The blanks were fired in the hallways or school offices of Champion high school and middle school on Monday, reported local outlet WFMJ-TV. No gunshots were fired in areas that could have contained students.
The drill was part of training designed by ALICE Training Institute, an organization that helps schools develop plans for dealing with armed intruders, said the outlet. ALICE stands for Alert, Lockdown, Inform, Counter, Evacuate. School personnel had already received training from ALICE prior to the drill.
Blank gunshots were not fired at the local elementary school, although students participated in other parts of the drill, like barricading classroom doors and practicing emergency exit procedures, said the outlet. Local police officers were also present for the drill.
"Basically, the school district will be running through the procedures included in this training.

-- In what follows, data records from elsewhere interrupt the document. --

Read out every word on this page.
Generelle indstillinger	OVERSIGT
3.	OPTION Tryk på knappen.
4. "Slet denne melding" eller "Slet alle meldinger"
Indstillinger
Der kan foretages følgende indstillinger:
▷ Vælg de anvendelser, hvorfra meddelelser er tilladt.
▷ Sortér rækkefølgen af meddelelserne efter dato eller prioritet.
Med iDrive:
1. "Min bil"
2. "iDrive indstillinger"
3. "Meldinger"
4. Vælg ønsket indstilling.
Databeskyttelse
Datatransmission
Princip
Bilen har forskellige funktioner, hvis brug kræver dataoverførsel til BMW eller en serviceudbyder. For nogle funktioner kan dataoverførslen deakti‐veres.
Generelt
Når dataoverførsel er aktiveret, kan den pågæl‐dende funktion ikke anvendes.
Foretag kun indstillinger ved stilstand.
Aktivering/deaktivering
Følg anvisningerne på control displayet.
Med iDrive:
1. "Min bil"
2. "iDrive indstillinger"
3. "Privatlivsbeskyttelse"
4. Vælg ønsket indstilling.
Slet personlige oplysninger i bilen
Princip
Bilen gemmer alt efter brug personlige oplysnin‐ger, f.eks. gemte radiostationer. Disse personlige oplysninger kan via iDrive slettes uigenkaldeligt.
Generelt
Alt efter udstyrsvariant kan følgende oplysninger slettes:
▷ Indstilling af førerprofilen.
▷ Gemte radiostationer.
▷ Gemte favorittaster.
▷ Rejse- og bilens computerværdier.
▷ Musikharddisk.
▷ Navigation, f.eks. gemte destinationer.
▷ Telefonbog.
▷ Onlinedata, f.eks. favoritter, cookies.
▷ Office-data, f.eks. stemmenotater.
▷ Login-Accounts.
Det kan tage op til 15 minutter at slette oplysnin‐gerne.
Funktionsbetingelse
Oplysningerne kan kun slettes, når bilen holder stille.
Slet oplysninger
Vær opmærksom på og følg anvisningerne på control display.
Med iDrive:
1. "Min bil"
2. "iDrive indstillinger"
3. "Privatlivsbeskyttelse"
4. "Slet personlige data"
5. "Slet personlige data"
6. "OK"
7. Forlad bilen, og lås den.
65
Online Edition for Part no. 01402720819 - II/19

Afterwards we'll have a meeting and critique the drill and look at what we think worked or what we can change or how it can be improved," Champion police Chief Christopher Redick told Ohio outlet the Tribune Chronicle.
One concerned parent, however, told the outlet that he did not think it was necessary for guns to be shot at school for the training.
"Record a gunshot and play it over the loud speaker," the parent told the outlet.
After the drills were completed, high school student Emily Forrester told the outlet that "[the gunshots] definitely startles you because it's loud, and it's just like a loud pop."
Parenting blogger Lenore Skenazy also wrote that she thought the drill seemed unnecessary.
“Kids are safer than ever before, and schools are just about the safest environments for them,” wrote Skenazy in a blog for Reason.com. “Even so, many schools remain fascinated with the idea of holding practice shooting drills, as if learning to deal with an armed intruder is some essential rite of passage for kids.”
Champion School District Superintendent Pamela Hood told The Huffington Post that many nearby districts participate in drills with ALICE and that she did not hear of any complaints over the procedure.
“All I received [prior to the drill] was one phone call from a parent and that parent was concerned about the elementary school students hearing blanks,” said Hood. “Within 10 minutes we decided to not have any blanks fired in the elementary. “
She noted that local community members seem pleased that the district is taking action to increase school safety.
“The concept of having to do a drill like this is very negative and worrisome,” said Hood. “Our parents and community have been very pleased that we’re bringing that kind of safety training to Champion.”